Outro problema que o repasse de verbas gera – apesar de ser uma alternativa fácil – é o risco de aglomeração nos supermercados, uma vez que estimula o deslocamento das pessoas. Além disso, essa perspectiva expressa uma visão de que os supermercados são a opção mais segura de abastecimento, e isso pode promover a exclusão dos agricultores familiares desse circuito de abastecimento. Então, nem sempre saídas fáceis vêm ao encontro do que está sendo assegurado em lei e também ao encontro da garantia do direito da alimentação. 

Pode-se dizer, então, que o guia foi construído para garantir a alimentação saudável para as crianças e também a produção do pequeno agricultor? Ele foi pensado dessa forma?

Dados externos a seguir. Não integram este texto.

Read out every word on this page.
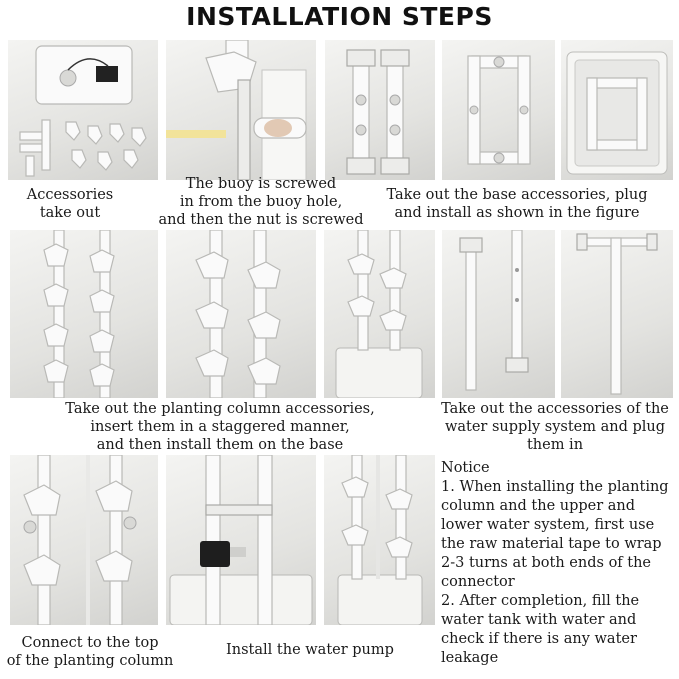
INSTALLATION STEPS
Accessories
take out
The buoy is screwed
in from the buoy hole,
and then the nut is screwed
Take out the base accessories, plug
and install as shown in the figure
Take out the planting column accessories,
insert them in a staggered manner,
and then install them on the base
Take out the accessories of the
water supply system and plug
them in
Connect to the top
of the planting column
Install the water pump
Notice
1. When installing the planting
column and the upper and
lower water system, first use
the raw material tape to wrap
2-3 turns at both ends of the
connector
2. After completion, fill the
water tank with water and
check if there is any water
leakage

Exatamente. É importante a gente ter em mente que, se o poder público considerar apenas o cálculo do valor [repassado a estados e municípios por dia letivo para cada aluno], tomando como base o valor per capita, no final, esse valor é irrisório e ele não dá conta de garantir a alimentação, por exemplo, no ensino fundamental. O cálculo per capita que é feito é de R$ 0,36 [por dia], ele se relaciona com a base de compras em larga escala. Sendo esse critério usado para calcular o valor para repassar às famílias durante a pandemia chegaremos a um valor de R$ 7,20 por mês. Ou seja, não daria de forma alguma para garantir a alimentação para essas crianças e para essas famílias. Então, o que a gente percebe é que é necessária a opção política de não interromper o abastecimento. 

O guia orienta também nesse sentido: você tem a família, o estudante que precisa se alimentar, que precisa de uma alimentação adequada, mas não é só comer, tem toda uma família abastecida e a de produtores, que abastecem, envolvidos nessa cadeia produtiva também.